Hospira, Inc. a world leading company in biosimilars, recently announced its data from an independent study in which patients with rheumatic diseases had similar safety and clinical effectiveness after switching from Remicade to Inflectra.
Results from the study entitled, “Clinical experience with infliximab biosimilar – switch from Remicade.Abstract SAT0174,” further support the use of Inflectra, a novel biosimilar monoclonal antibody that has been approved in the European Union as a treatment for patients with inflammatory disease such as rheumatoid arthritis, who are under treatment with infliximab.
The study was recently presented during the 2015 Annual Meeting of the European League Against Rheumatism (EULAR 2015), reports the clinical outcomes of 39 patients who received treatment with Remicade for about four years, in comparison to the clinical outcomes of the same patients after being treated with Inflectra for about 11 months.
The results show that disease activity and symptomatology were identical prior and after the switch between the two drugs, with no safety issues reported.
“This post-market study shows that patients with various rheumatic conditions who are stable on Remicade treatment don’t experience a loss of effectiveness or unexpected side effects when switched to biosimilar infliximab,” said Dr. Tuulikki Sokka, Head of Rheumatology at Jyväskylä Central Hospital, Finland, and author of the study. “Real world studies such as this can help provide additional confidence in biosimilars, giving clinicians an opportunity to reduce healthcare spending and provide greater access to biologic medicines for patients in need.”
During the EULAR, the company also reported data on a recent meta-analysis titled “Meta-analysis of the safety data between infliximab biosimilar (CT-P13) and innovator infliximab in rheumatoid arthritis and ankylosing spondylitis. Abstract AB0433“ comprising 14 randomised controlled trials that looked at the safety incidences of 1,454 patients. The meta-analysis compared Inflectra’s safety profile in trials with RA and AS patients with results from Remicade trials.

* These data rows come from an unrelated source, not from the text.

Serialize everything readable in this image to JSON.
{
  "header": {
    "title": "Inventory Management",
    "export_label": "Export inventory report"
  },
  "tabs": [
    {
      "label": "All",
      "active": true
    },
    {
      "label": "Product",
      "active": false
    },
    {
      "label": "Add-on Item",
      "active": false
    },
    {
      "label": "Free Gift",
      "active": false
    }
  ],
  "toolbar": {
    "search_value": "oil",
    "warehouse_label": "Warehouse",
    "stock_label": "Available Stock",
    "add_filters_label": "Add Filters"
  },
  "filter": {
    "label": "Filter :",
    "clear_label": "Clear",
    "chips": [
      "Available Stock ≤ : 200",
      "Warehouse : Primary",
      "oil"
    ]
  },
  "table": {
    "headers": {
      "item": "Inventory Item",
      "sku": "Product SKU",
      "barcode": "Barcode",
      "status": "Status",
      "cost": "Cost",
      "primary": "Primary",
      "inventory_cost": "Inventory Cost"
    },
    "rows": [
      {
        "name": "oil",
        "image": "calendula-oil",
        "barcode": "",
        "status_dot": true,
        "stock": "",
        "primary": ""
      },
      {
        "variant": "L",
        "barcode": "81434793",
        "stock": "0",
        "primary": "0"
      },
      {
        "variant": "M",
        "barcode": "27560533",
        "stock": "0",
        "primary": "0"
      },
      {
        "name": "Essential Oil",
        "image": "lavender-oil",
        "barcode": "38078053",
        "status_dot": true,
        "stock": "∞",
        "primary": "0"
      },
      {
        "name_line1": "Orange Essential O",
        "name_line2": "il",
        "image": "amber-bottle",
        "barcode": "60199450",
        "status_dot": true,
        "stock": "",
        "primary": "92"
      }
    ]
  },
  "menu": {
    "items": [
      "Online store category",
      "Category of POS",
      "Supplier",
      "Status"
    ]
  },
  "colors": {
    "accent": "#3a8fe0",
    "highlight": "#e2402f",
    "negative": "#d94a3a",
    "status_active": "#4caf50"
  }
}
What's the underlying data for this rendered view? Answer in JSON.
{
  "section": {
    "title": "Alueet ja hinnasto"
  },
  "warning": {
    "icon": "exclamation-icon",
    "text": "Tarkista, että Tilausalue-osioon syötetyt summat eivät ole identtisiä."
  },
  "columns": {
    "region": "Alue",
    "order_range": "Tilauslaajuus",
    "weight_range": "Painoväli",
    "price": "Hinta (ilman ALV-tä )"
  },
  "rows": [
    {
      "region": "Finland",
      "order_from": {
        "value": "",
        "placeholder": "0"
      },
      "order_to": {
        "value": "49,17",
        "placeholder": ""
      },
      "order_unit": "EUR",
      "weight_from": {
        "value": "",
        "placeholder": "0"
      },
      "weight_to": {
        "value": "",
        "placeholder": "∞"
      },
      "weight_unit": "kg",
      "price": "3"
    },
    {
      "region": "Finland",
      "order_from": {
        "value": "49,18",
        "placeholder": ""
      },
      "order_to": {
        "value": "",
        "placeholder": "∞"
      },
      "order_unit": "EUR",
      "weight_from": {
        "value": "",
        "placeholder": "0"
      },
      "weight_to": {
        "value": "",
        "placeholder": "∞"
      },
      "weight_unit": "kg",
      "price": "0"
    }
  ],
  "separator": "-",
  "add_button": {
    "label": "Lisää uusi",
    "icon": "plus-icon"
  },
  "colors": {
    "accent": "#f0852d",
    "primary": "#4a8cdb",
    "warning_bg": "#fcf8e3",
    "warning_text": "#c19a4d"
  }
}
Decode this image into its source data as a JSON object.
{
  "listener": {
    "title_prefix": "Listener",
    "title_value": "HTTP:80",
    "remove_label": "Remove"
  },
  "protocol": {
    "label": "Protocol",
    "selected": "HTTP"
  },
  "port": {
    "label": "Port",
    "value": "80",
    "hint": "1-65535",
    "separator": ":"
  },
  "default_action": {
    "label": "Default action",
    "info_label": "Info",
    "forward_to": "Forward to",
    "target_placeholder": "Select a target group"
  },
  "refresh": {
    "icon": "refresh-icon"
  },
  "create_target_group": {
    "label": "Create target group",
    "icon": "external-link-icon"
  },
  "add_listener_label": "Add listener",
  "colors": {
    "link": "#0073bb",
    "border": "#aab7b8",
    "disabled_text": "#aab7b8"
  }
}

The data showed there were no differences in terms of safety between the use of the two drugs.
“The study presented at EULAR today provides assurance that switching to Inflectra is a viable, effective treatment alternative to maintenance with Remicade,” said Paul Audhya, M.D., Vice President, Medical Affairs, Europe, Middle East and Africa, Hospira.
A recent study has also looked at the potential savings from switching RA patients from Remicade to the biosimilar drug infliximab, revealing that 1,200-1,800 additional patients with RA could receive treatment for 3 years if the savings of between €15.3-20.8M were spent on reimbursement of biosimilar infliximab treatment.
“With more and more people living with chronic diseases, such as RA, the strain on our healthcare economy is only going to increase. Hospira is committed to delivering high quality, biosimilar medicines at a lower cost than the reference product, to increase patient access to biologic medicines,” said Paul Greenland, Vice President Biologics, Hospira.
The drug is currently available in 26 European countries, and is also available in Canada, in Brazil, and has been submitted for approval to the U.S. Food and Drug Administration (FDA).